따라서 우리는 선형모델 $f(\mathbf{x})$을 이용하여 log-odds를 예측하는 regression을 생각할 수 있다.

Note: log-odds를 예측한다는 의미에서 logistic "regression"이지만 실제 target variable이 categorical이므로 classification이다.

Logistic Regression

$\mathbf{x}$: feature vector. 예를 들어, class membership data가 해당된다.

$p_+(\mathbf{x})$: $(+)$를 binary event가 발생할 확률. $1-p_+(\mathbf{x})$는 event가 발생하지 않을 확률이다.

\[ \ln\left( \cfrac{p_+(\mathbf{x}) }{1-p_+(\mathbf{x})} \right) = f(\mathbf{x}) = w_0 + w_1 x_1 + \dots + w_n x_n \]

여기서 $p_+(\mathbf{x})$를 따로 뽑아서 계산하면

\[ p_+(\mathbf{x}) = \cfrac{1}{1 + e^{-f(\mathbf{x})}} \]

이는 시그모이드 함수와 동일하다.

Objective Function

이상적으로, $\mathbf{x}_+$이면 $p_+(\mathbf{x}_+) = 1$이고 $\mathbf{x}_-$이면 $p_+(\mathbf{x}_-) = 0$이 되길 바란다. 그러나 실제 데이터를 이용한 확률이 정확히 0이나 1이지 않다. 그럼에도 $p_+(\mathbf{x}_+)$은 $1$에 가까이, $p_+(\mathbf{x}_-)$는 $0$에 가까이 하고 싶을 것이다.

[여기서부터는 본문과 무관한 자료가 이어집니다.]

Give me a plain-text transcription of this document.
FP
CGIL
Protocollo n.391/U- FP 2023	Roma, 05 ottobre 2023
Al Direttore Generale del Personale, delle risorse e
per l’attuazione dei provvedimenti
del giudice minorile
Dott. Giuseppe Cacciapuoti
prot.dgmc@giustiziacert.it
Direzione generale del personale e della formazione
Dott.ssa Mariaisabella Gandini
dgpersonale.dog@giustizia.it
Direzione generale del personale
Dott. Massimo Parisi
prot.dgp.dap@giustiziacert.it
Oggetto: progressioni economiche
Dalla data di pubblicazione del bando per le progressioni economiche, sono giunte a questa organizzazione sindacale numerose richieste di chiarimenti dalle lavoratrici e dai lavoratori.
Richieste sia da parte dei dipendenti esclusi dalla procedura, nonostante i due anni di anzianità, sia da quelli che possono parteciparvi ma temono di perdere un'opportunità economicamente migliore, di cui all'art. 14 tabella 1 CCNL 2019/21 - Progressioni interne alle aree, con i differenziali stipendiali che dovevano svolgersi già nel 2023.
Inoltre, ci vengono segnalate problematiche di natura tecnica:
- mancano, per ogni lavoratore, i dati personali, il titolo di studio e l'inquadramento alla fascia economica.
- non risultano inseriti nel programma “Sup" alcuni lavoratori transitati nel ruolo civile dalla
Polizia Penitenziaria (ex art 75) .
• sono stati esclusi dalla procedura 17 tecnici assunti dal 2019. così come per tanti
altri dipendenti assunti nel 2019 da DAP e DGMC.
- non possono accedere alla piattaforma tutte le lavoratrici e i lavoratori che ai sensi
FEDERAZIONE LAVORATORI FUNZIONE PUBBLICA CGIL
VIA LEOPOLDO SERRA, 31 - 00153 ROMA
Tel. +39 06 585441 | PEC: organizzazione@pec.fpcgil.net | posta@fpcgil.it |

\[ g(\mathbf{x}, \mathbf{w}) = \begin{cases} p_+(\mathbf{x}), \text{if } \mathbf{x} \text{ is a +} \\ 1 - p_+(\mathbf{x}), \text{if } \mathbf{x} \text{ is a -} \end{cases} \]

Interpreting Logistic Regression

그렇다면 logistic regression을 통해 얻은 coefficient $w_1, w_2, \dots, w_n$을 어떻게 해석할까?

간단히 $f(\mathbf{x}) = w_0 + w_1 x_1$이라 하자.

$x_1$이 1단위만큼 증가하면 $w_1$만큼 증가한다.

이는 log-odd는 $e^{w_1}$배 증가한 것과 같다. (로그 내의 곱셈은 로그의 합이므로)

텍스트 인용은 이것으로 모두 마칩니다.